Primary Symptoms: The primary symptoms include tremor, rigidity, slow movement or loss of movement, and problems with balance and walking. Tremor is the most common symptom, and it is worse at rest or under stress. The tremor usually appears on one side of the body in the hand, feet, jaw, lips, or facial muscles. The tremor often disappears when the patient moves the affected part, and when the patient is sleeping. For some patients, rigidity (muscle stiffness) is the first symptom, and movement becomes slow. These patients have trouble balancing when they walk. They often hunch over to maintain their balance, since they have a tendency to fall forward or backward. Muscle rigidity may also result in a mask-like facial expression, with little eye blinking. In addition to these symptoms, patients with Parkinson’s disease can suffer from problems with speech, swallowing, depression, and dementia (confused state).

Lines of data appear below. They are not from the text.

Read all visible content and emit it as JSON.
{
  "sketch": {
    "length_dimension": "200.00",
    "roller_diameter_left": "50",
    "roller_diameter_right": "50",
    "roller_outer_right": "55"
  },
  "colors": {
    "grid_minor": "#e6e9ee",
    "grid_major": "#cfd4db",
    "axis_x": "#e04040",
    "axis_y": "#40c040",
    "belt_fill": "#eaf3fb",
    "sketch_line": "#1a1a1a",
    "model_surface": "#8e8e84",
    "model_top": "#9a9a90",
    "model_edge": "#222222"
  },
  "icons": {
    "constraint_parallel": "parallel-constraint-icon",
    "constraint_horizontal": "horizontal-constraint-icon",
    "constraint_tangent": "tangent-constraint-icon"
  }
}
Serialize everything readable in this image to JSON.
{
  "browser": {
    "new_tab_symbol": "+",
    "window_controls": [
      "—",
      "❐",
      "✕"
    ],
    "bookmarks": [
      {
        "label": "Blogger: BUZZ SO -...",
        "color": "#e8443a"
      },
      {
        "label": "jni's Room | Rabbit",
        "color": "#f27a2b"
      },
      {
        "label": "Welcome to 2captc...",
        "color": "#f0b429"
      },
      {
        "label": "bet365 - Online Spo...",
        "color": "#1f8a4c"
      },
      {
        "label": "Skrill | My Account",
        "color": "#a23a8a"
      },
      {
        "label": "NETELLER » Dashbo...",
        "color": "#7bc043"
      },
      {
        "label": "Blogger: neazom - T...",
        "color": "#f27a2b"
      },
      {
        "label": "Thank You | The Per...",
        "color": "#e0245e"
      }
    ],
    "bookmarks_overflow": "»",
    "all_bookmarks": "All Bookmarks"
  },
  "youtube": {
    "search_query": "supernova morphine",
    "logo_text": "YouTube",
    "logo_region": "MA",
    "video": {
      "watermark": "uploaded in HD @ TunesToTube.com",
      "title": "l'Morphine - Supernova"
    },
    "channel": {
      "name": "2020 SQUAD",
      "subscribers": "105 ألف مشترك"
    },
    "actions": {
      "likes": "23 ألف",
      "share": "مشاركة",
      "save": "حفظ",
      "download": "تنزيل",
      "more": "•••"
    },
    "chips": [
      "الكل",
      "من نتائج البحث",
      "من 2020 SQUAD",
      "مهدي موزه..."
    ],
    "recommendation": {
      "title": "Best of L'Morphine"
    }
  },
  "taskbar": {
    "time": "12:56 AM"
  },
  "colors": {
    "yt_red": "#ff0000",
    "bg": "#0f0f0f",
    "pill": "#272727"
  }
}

5 Stages of Disease: Symptoms usually develop slowly and are often not noticed by the patient. The diagnosis can be made when the patient shows at least two of the primary symptoms mentioned above. Once the disease is diagnosed, it can be ranked into five stages. Stage I is the mildest, with symptoms only on one side of the body. In Stage II, symptoms appear on both sides of the body and walking and standing become difficult. Stage III is more serious in slowing body movements. Stage IV shows increasingly severe symptoms of muscle rigidity. Patients in Stage V can no longer walk.
Treating Symptoms: Treatment is aimed at slowing down the symptoms so patients can continue with their daily activities and live independently for as long as possible. It is important for patients to regularly exercise and eat well-balanced meals to stay in good physical condition. A high-fiber diet and stool softeners may be helpful for constipation, a common problem in Parkinson’s patients due to inactivity and some drugs used to treat symptoms. Doctors may disagree as to the best way to treat a newly diagnosed patient. Some doctors believe drugs should be used early; others prefer to hold drug treatment until tremor and movement problems interfere with everyday life functions. There are several classes of drugs used to treat the symptoms of Parkinson’s disease. These drugs can be used for many years to control symptoms, and each has advantages and side effects. The mainstay of treatment is levodopa, which replaces the lost dopamine in the brain. Your pharmacist can explain how to take this and other prescription drugs. If you have the disease, it is very important to take your drugs exactly as prescribed.